楊貴妃も傾城の美女として名高い中国の人物です。世界三大美女であり、中国四大美女の一人です。彼女の伝説は、白居易(はっきょい)の「長恨歌」に記されています。これは唐代の話です。

「長恨歌」では、楊貴妃と玄宗皇帝の話が描かれています。楊貴妃はもともと玄宗皇帝の息子の妃でした。しかし、彼女の美しさに惚れた玄宗皇帝は息子から彼女を奪い、自分の妃にしました。
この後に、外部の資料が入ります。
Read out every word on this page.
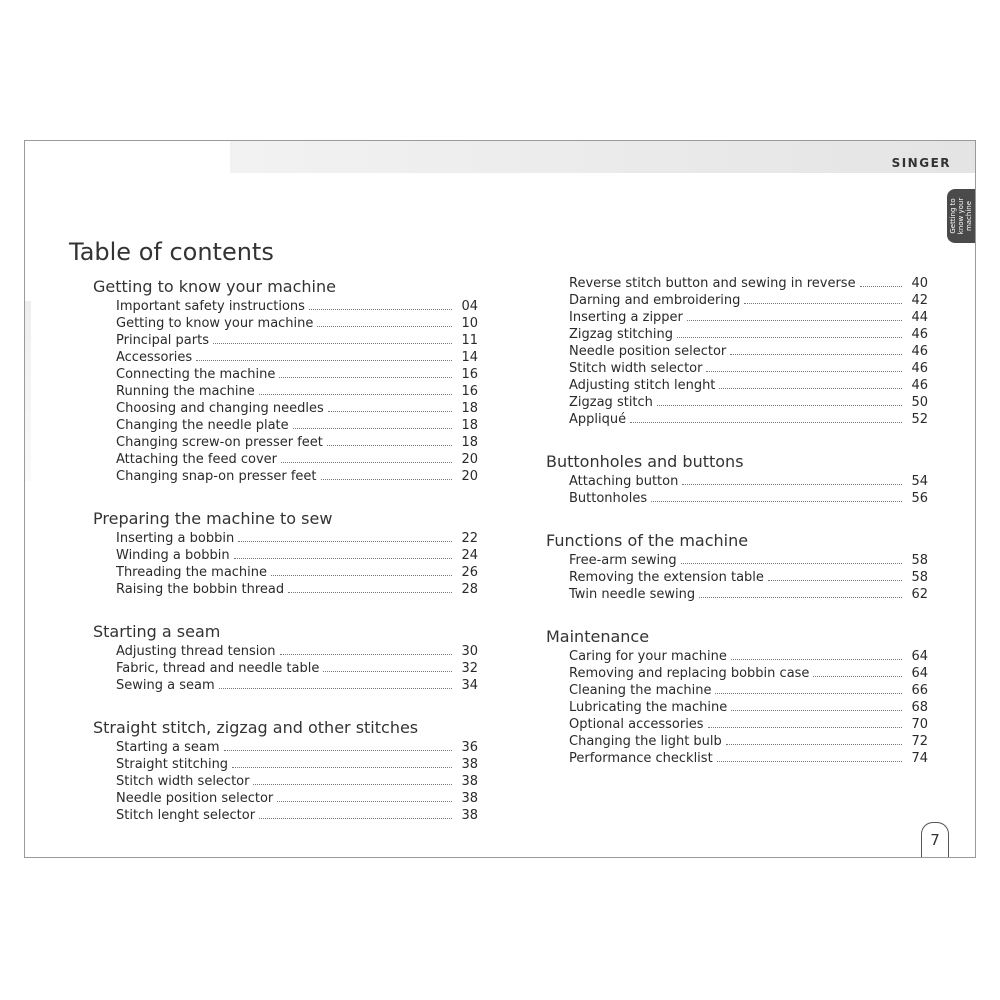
SINGER
Getting to know your machine
Table of contents
Getting to know your machine
Important safety instructions	04
Getting to know your machine	10
Principal parts	11
Accessories	14
Connecting the machine	16
Running the machine	16
Choosing and changing needles	18
Changing the needle plate	18
Changing screw-on presser feet	18
Attaching the feed cover	20
Changing snap-on presser feet	20
Preparing the machine to sew
Inserting a bobbin	22
Winding a bobbin	24
Threading the machine	26
Raising the bobbin thread	28
Starting a seam
Adjusting thread tension	30
Fabric, thread and needle table	32
Sewing a seam	34
Straight stitch, zigzag and other stitches
Starting a seam	36
Straight stitching	38
Stitch width selector	38
Needle position selector	38
Stitch lenght selector	38
Reverse stitch button and sewing in reverse	40
Darning and embroidering	42
Inserting a zipper	44
Zigzag stitching	46
Needle position selector	46
Stitch width selector	46
Adjusting stitch lenght	46
Zigzag stitch	50
Appliqué	52
Buttonholes and buttons
Attaching button	54
Buttonholes	56
Functions of the machine
Free-arm sewing	58
Removing the extension table	58
Twin needle sewing	62
Maintenance
Caring for your machine	64
Removing and replacing bobbin case	64
Cleaning the machine	66
Lubricating the machine	68
Optional accessories	70
Changing the light bulb	72
Performance checklist	74
7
玄宗皇帝は楊貴妃に夢中になり、政治をおろそかにして宴会を楽しみました。その結果、人々の反感を買い、安史の乱が勃発します。

「傾城」の英語訳

「傾城」を英語に訳すと、次のような表現になります。

  • beauty
    (美人)
  • courtesan
    (上流の遊女)

まとめ

以上、この記事では「傾城」について解説しました。

読み方傾城(けいせい)
意味絶世の美女
由来『漢書』の「外戚伝」(がいせきでん)より
英語訳beauty,courtesan

男性を夢中にし、軍や政治を滅ぼす「傾城」について解説しました。魅力的な女性はどの時代にも存在するのですね。現代にも「傾城」に当てはまる人が存在するか着目してみましょう!